In the space of three tormented months, two of the very best C64 games ever released had to be pulled from the shelves. Following on from Rainbow Arts' run-in with Nintendo over The Great Giana Sisters, it then faced another copyright infringement conundrum after Activision considered that Katakis was way too similar to R-Type - a game it owned the rights to and planned to release a port of. In both cases, Trenz was closely involved in their creation, so he can't have been too impressed either.

But such annoying trivia didn't stop most C64 owners enjoying the game, and both of these legally dubious titles more than justify their place among our line-up of Commie favourites.

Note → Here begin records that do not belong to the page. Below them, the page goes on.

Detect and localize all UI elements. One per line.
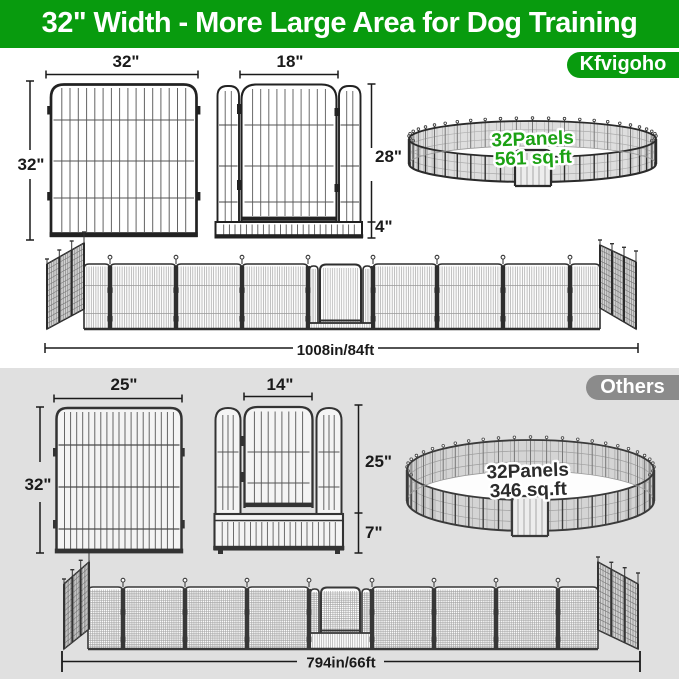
svg-text:561 sq.ft: 561 sq.ft: [494, 147, 572, 171]
svg-text:18": 18": [277, 52, 304, 71]
svg-text:25": 25": [111, 375, 138, 394]
svg-text:28": 28": [375, 147, 402, 166]
svg-text:32": 32": [25, 475, 52, 494]
svg-text:346 sq.ft: 346 sq.ft: [489, 479, 567, 503]
svg-text:25": 25": [365, 452, 392, 471]
svg-text:14": 14": [267, 375, 294, 394]
svg-text:1008in/84ft: 1008in/84ft: [297, 342, 375, 359]
svg-text:32": 32": [113, 52, 140, 71]
svg-text:7": 7": [365, 523, 383, 542]
svg-text:32": 32": [18, 155, 45, 174]
svg-text:794in/66ft: 794in/66ft: [306, 655, 375, 672]
svg-text:4": 4": [375, 217, 393, 236]
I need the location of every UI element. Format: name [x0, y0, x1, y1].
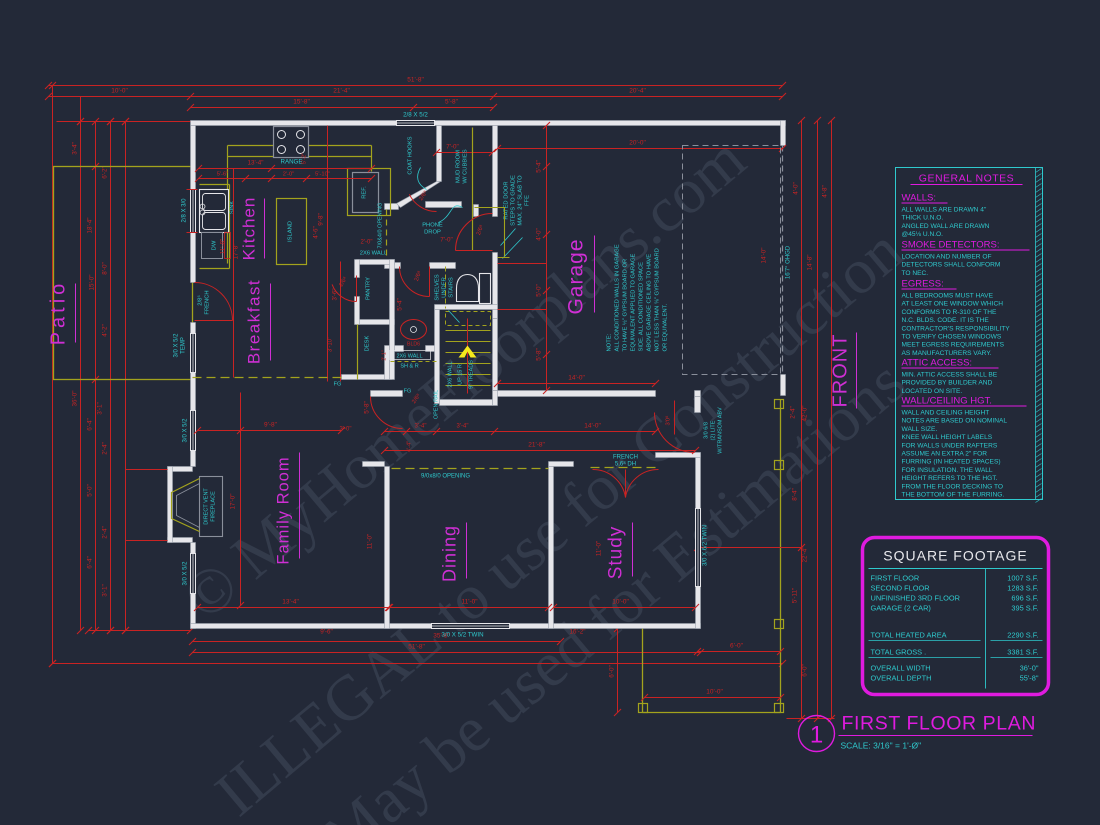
svg-text:TO VERIFY CHOSEN WINDOWS: TO VERIFY CHOSEN WINDOWS [902, 334, 1002, 341]
svg-text:3'-4": 3'-4" [457, 424, 469, 430]
svg-text:2X6 WALL: 2X6 WALL [396, 354, 422, 360]
svg-text:EQUIVALENT APPLIED TO GARAGE: EQUIVALENT APPLIED TO GARAGE [631, 254, 637, 352]
svg-text:9" TREADS: 9" TREADS [469, 360, 475, 389]
svg-text:51'-8": 51'-8" [408, 644, 425, 651]
svg-text:5'-8": 5'-8" [536, 348, 543, 361]
svg-text:2'-4": 2'-4" [102, 526, 109, 539]
svg-text:4'-8": 4'-8" [822, 185, 829, 198]
svg-text:EGRESS:: EGRESS: [902, 279, 944, 290]
svg-text:NOT LESS THAN ⅝" GYPSUM BOARD: NOT LESS THAN ⅝" GYPSUM BOARD [655, 248, 661, 351]
svg-text:5'-6": 5'-6" [217, 172, 229, 178]
svg-text:3/0 X 5/2: 3/0 X 5/2 [183, 418, 189, 443]
svg-text:(2) LITE: (2) LITE [711, 420, 717, 440]
svg-text:55'-8": 55'-8" [1020, 674, 1039, 683]
svg-text:9'-6": 9'-6" [320, 629, 333, 636]
svg-text:4'-6": 4'-6" [313, 226, 320, 239]
svg-text:ANGLED WALL ARE DRAWN: ANGLED WALL ARE DRAWN [902, 223, 990, 230]
svg-text:CONTRACTOR'S RESPONSIBILITY: CONTRACTOR'S RESPONSIBILITY [902, 325, 1011, 332]
svg-text:GENERAL NOTES: GENERAL NOTES [919, 173, 1014, 185]
svg-text:COAT HOOKS: COAT HOOKS [408, 136, 414, 174]
svg-text:11'-0": 11'-0" [461, 599, 478, 606]
svg-text:FRONT: FRONT [830, 334, 852, 408]
svg-text:FIRST FLOOR: FIRST FLOOR [871, 574, 920, 583]
svg-text:9'-8": 9'-8" [318, 213, 325, 226]
svg-text:6'-4": 6'-4" [87, 418, 94, 431]
svg-text:3'-4": 3'-4" [72, 142, 79, 155]
svg-text:TO NEC.: TO NEC. [902, 270, 929, 277]
svg-text:OR EQUIVALENT.: OR EQUIVALENT. [663, 304, 669, 352]
svg-text:7/0&4/0 OPENING: 7/0&4/0 OPENING [378, 203, 384, 249]
svg-text:16'7° OHGD: 16'7° OHGD [786, 245, 792, 279]
svg-text:UP 15 R: UP 15 R [458, 364, 464, 385]
svg-text:LOCATION AND NUMBER OF: LOCATION AND NUMBER OF [902, 254, 992, 261]
svg-text:LOCATED ON SITE.: LOCATED ON SITE. [902, 388, 963, 395]
svg-text:1283 S.F.: 1283 S.F. [1007, 584, 1038, 593]
svg-text:17'-8": 17'-8" [233, 243, 240, 259]
svg-text:THICK U.N.O.: THICK U.N.O. [902, 215, 944, 222]
svg-text:6'-0": 6'-0" [730, 643, 744, 650]
svg-text:DETECTORS SHALL CONFORM: DETECTORS SHALL CONFORM [902, 262, 1001, 269]
svg-text:395 S.F.: 395 S.F. [1011, 604, 1038, 613]
svg-text:HEIGHT REFERS TO THE HGT.: HEIGHT REFERS TO THE HGT. [902, 475, 998, 482]
svg-text:4'-4": 4'-4" [407, 441, 413, 453]
svg-text:2290 S.F.: 2290 S.F. [1007, 631, 1038, 640]
svg-text:OPEN RAIL: OPEN RAIL [434, 390, 440, 419]
svg-text:SECOND FLOOR: SECOND FLOOR [871, 584, 930, 593]
svg-text:15'-8": 15'-8" [293, 99, 310, 106]
svg-text:STEPS TO GRADE: STEPS TO GRADE [511, 175, 517, 226]
svg-text:3/0 X 5/2: 3/0 X 5/2 [183, 561, 189, 586]
svg-text:TO HAVE ½" GYPSUM BOARD OR: TO HAVE ½" GYPSUM BOARD OR [622, 259, 629, 352]
svg-text:NOTES ARE BASED ON NOMINAL: NOTES ARE BASED ON NOMINAL [902, 418, 1008, 425]
svg-text:10'-0": 10'-0" [612, 599, 629, 606]
svg-text:51'-8": 51'-8" [407, 77, 424, 84]
svg-text:8'-0": 8'-0" [102, 262, 109, 275]
svg-text:MUD ROOM: MUD ROOM [456, 150, 462, 183]
svg-text:SINK: SINK [230, 201, 236, 215]
svg-text:PROVIDED BY BUILDER AND: PROVIDED BY BUILDER AND [902, 380, 993, 387]
svg-text:Garage: Garage [565, 238, 588, 314]
svg-text:6'-0": 6'-0" [802, 664, 809, 677]
svg-text:8'-4": 8'-4" [792, 488, 799, 501]
svg-text:5'-8": 5'-8" [445, 99, 459, 106]
svg-text:FROM THE FLOOR DECKING TO: FROM THE FLOOR DECKING TO [902, 483, 1003, 490]
svg-text:SHELVES: SHELVES [435, 274, 441, 300]
svg-text:DESK: DESK [365, 335, 371, 351]
svg-text:FFE: FFE [525, 195, 531, 206]
svg-text:2X6 WALL: 2X6 WALL [360, 251, 388, 257]
svg-text:DW: DW [212, 240, 218, 250]
svg-text:5'-11": 5'-11" [792, 588, 799, 604]
svg-text:14'-0": 14'-0" [568, 375, 585, 382]
svg-text:AT LEAST ONE WINDOW WHICH: AT LEAST ONE WINDOW WHICH [902, 301, 1004, 308]
svg-text:FIREPLACE: FIREPLACE [211, 491, 217, 522]
svg-text:5'-0": 5'-0" [536, 284, 543, 297]
svg-text:ABOVE GARAGE CEILING TO HAVE: ABOVE GARAGE CEILING TO HAVE [647, 254, 653, 352]
svg-text:11'-0": 11'-0" [596, 541, 603, 557]
svg-text:11'-8": 11'-8" [220, 239, 227, 255]
svg-text:3'-10": 3'-10" [328, 337, 334, 352]
svg-text:3/0 X 5/2: 3/0 X 5/2 [174, 333, 180, 358]
svg-text:13'-4": 13'-4" [247, 160, 263, 167]
svg-text:Family Room: Family Room [275, 456, 293, 564]
svg-text:2X6 WALL: 2X6 WALL [448, 361, 454, 387]
svg-text:CONFORMS TO R-310 OF THE: CONFORMS TO R-310 OF THE [902, 309, 997, 316]
svg-text:ALL CONDITIONED WALLS IN GARAG: ALL CONDITIONED WALLS IN GARAGE [615, 244, 621, 351]
svg-text:PHONE: PHONE [422, 223, 443, 229]
svg-text:5'-4": 5'-4" [536, 160, 543, 173]
svg-text:16'-2": 16'-2" [569, 629, 585, 636]
svg-text:42'-0": 42'-0" [802, 405, 809, 421]
svg-text:WALLS:: WALLS: [902, 193, 937, 204]
svg-text:TOTAL GROSS .: TOTAL GROSS . [871, 648, 927, 657]
svg-text:BLD6: BLD6 [407, 342, 420, 348]
svg-text:MAX. 24" SLAB TO: MAX. 24" SLAB TO [518, 175, 524, 226]
svg-text:FOR INSULATION. THE WALL: FOR INSULATION. THE WALL [902, 467, 993, 474]
svg-text:NOTE:: NOTE: [607, 333, 613, 351]
svg-text:WALL/CEILING HGT.: WALL/CEILING HGT. [902, 396, 992, 407]
svg-text:OVERALL DEPTH: OVERALL DEPTH [871, 674, 932, 683]
svg-text:UNDER: UNDER [442, 277, 448, 298]
svg-text:36'-0": 36'-0" [1020, 664, 1039, 673]
svg-text:7'-0": 7'-0" [446, 144, 459, 151]
svg-text:3'0⁸: 3'0⁸ [665, 415, 672, 426]
svg-text:UNFINISHED 3RD FLOOR: UNFINISHED 3RD FLOOR [871, 594, 961, 603]
svg-text:ISLAND: ISLAND [288, 221, 294, 242]
svg-text:DIRECT VENT: DIRECT VENT [204, 488, 210, 525]
svg-text:5'-4": 5'-4" [397, 298, 404, 311]
svg-text:3'-1": 3'-1" [102, 584, 109, 597]
svg-text:W/ CUBBIES: W/ CUBBIES [463, 149, 469, 183]
svg-text:13'-4": 13'-4" [282, 599, 299, 606]
svg-text:FRENCH: FRENCH [205, 290, 211, 314]
svg-text:MIN. ATTIC ACCESS SHALL BE: MIN. ATTIC ACCESS SHALL BE [902, 372, 998, 379]
svg-text:3/0 X 6/2 TWIN: 3/0 X 6/2 TWIN [703, 525, 709, 566]
svg-text:15'-0": 15'-0" [89, 274, 96, 290]
svg-text:Study: Study [606, 526, 627, 580]
svg-text:5'-2": 5'-2" [302, 153, 308, 165]
svg-text:22'-4": 22'-4" [802, 546, 809, 562]
svg-text:3'-4": 3'-4" [415, 424, 427, 430]
svg-text:WALL SIZE.: WALL SIZE. [902, 426, 938, 433]
svg-text:FOR WALLS UNDER RAFTERS: FOR WALLS UNDER RAFTERS [902, 442, 998, 449]
svg-text:TOTAL HEATED AREA: TOTAL HEATED AREA [871, 631, 947, 640]
svg-text:THE BOTTOM OF THE FURRING.: THE BOTTOM OF THE FURRING. [902, 492, 1005, 499]
svg-text:9/0x8/0 OPENING: 9/0x8/0 OPENING [421, 474, 470, 480]
svg-text:2'-0": 2'-0" [361, 240, 373, 246]
svg-text:DROP: DROP [424, 230, 441, 236]
svg-text:3381 S.F.: 3381 S.F. [1007, 648, 1038, 657]
svg-text:6'-2": 6'-2" [102, 166, 109, 179]
svg-text:FG: FG [404, 389, 412, 395]
svg-text:6'-0": 6'-0" [609, 665, 616, 678]
svg-text:2'-1": 2'-1" [382, 350, 388, 360]
svg-text:21'-8": 21'-8" [528, 442, 545, 449]
svg-text:PANTRY: PANTRY [366, 277, 372, 300]
svg-text:MEET EGRESS REQUIREMENTS: MEET EGRESS REQUIREMENTS [902, 342, 1005, 349]
svg-text:2'-4": 2'-4" [790, 406, 797, 419]
svg-text:10'-0": 10'-0" [706, 689, 723, 696]
svg-text:ASSUME AN EXTRA 2" FOR: ASSUME AN EXTRA 2" FOR [902, 451, 988, 458]
svg-text:17'-0": 17'-0" [230, 493, 237, 509]
svg-text:STAIRS: STAIRS [449, 277, 455, 298]
svg-text:6'-4": 6'-4" [87, 556, 94, 569]
svg-text:4'-0": 4'-0" [793, 182, 800, 195]
svg-text:2/8 X 3/0: 2/8 X 3/0 [182, 198, 188, 223]
svg-text:5'-0": 5'-0" [87, 484, 94, 497]
svg-text:REF.: REF. [362, 186, 368, 199]
svg-text:Kitchen: Kitchen [240, 197, 259, 261]
svg-text:20'-4": 20'-4" [629, 88, 646, 95]
svg-text:SQUARE FOOTAGE: SQUARE FOOTAGE [883, 548, 1027, 564]
svg-text:FURRING (IN HEATED SPACES): FURRING (IN HEATED SPACES) [902, 459, 1001, 466]
svg-text:FRENCH: FRENCH [613, 455, 638, 461]
svg-text:Patio: Patio [48, 280, 70, 346]
svg-text:2'-0": 2'-0" [283, 172, 295, 178]
svg-text:FG: FG [334, 382, 342, 388]
svg-text:20'-0": 20'-0" [629, 140, 646, 147]
svg-text:3'-0": 3'-0" [340, 427, 352, 433]
svg-text:2/8 X 5/2: 2/8 X 5/2 [403, 112, 428, 119]
svg-text:SH & R: SH & R [400, 364, 418, 370]
svg-text:696 S.F.: 696 S.F. [1011, 594, 1038, 603]
svg-text:ATTIC ACCESS:: ATTIC ACCESS: [902, 358, 973, 369]
svg-text:@45⅛ U.N.O.: @45⅛ U.N.O. [902, 231, 944, 238]
svg-text:AS MANUFACTURERS VARY.: AS MANUFACTURERS VARY. [902, 350, 992, 357]
svg-text:TEMP: TEMP [181, 337, 187, 354]
svg-text:N.C. BLDS. CODE. IT IS THE: N.C. BLDS. CODE. IT IS THE [902, 317, 990, 324]
svg-text:ALL BEDROOMS MUST HAVE: ALL BEDROOMS MUST HAVE [902, 293, 994, 300]
svg-text:KNEE WALL HEIGHT LABELS: KNEE WALL HEIGHT LABELS [902, 434, 993, 441]
svg-text:1007 S.F.: 1007 S.F. [1007, 574, 1038, 583]
svg-text:2/8⁶: 2/8⁶ [197, 295, 204, 306]
svg-text:2'-4": 2'-4" [102, 442, 109, 455]
svg-text:FIRST FLOOR PLAN: FIRST FLOOR PLAN [842, 713, 1037, 735]
svg-text:5'-8": 5'-8" [364, 401, 371, 414]
svg-text:3'-1": 3'-1" [97, 402, 104, 415]
svg-text:ALL WALLS ARE DRAWN 4": ALL WALLS ARE DRAWN 4" [902, 207, 987, 214]
svg-text:WALL AND CEILING HEIGHT: WALL AND CEILING HEIGHT [902, 410, 990, 417]
svg-text:W/TRANSOM ABV: W/TRANSOM ABV [718, 407, 724, 454]
svg-text:7'-0": 7'-0" [440, 237, 453, 244]
svg-text:1: 1 [810, 722, 823, 749]
svg-text:4'-0": 4'-0" [536, 228, 543, 241]
svg-text:GARAGE (2 CAR): GARAGE (2 CAR) [871, 604, 931, 613]
svg-text:21'-4": 21'-4" [333, 88, 350, 95]
svg-text:10'-0": 10'-0" [111, 88, 128, 95]
svg-text:5,6⁸ DH: 5,6⁸ DH [615, 461, 636, 468]
svg-text:SCALE: 3/16" = 1'-Ø": SCALE: 3/16" = 1'-Ø" [841, 741, 922, 751]
svg-text:3/0 6/8: 3/0 6/8 [704, 422, 710, 439]
svg-text:4'-2": 4'-2" [102, 324, 109, 337]
svg-text:Dining: Dining [440, 525, 460, 582]
svg-text:SMOKE DETECTORS:: SMOKE DETECTORS: [902, 240, 1000, 251]
svg-text:3/0 X 5/2 TWIN: 3/0 X 5/2 TWIN [441, 632, 483, 639]
svg-text:14'-0": 14'-0" [584, 423, 601, 430]
svg-text:OVERALL WIDTH: OVERALL WIDTH [871, 664, 931, 673]
svg-text:9'-8": 9'-8" [264, 422, 278, 429]
svg-text:14'-8": 14'-8" [807, 254, 814, 270]
svg-text:Breakfast: Breakfast [245, 279, 264, 364]
svg-text:18'-4": 18'-4" [87, 217, 94, 233]
svg-text:SIDE. ALL CONDITIONED SPACE: SIDE. ALL CONDITIONED SPACE [639, 262, 645, 352]
svg-text:11'-0": 11'-0" [367, 534, 374, 550]
svg-text:14'-0": 14'-0" [761, 247, 768, 263]
svg-text:36'-0": 36'-0" [72, 390, 79, 406]
svg-text:RANGE: RANGE [280, 159, 302, 166]
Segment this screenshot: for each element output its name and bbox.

Did Activision have a point? Was it just a rip-off of R-Type? Hell yeah, and in actual fact was miles better than the eventual C64 port that came out later (that Trenz and Escher ironically also had to code - albeit within a ridiculous six week deadline). But rip-off is a bit much - Katakis was merely guilty of being too much of a tribute to R-Type for its own good, but as a result was easily one of the most stunning horizontal scrolling shooters ever to grace an 8-bit machine.

In basic gameplay terms it was the same game, with the same sort of enemies, the same power-ups, same style of backdrops, and those trademark huge bosses. Booting it up for the first time, it was hard to fathom how so much detail could have been lavish on each level - but then the next level would load in from scratch (hopefully on disk - you'd have to be a patient panda to stomach waiting for it to load from tape) and the penny dropped. Taking their cue from American developers who'd been using multiload techniques for years, it opened up the 64's capabilities to the max, with lavish levels packed with detail which would have previously not been possible with any normal game that loads in one go.

Needless to say, this sub genre has been honed and refined to a ridiculous degree now, but if you blur your eyes a bit, Katakis plays as well as it ever did. Just be aware that Denaris is effectively the same game, but with some graphical tweaks and level changes to appease the angry Activision.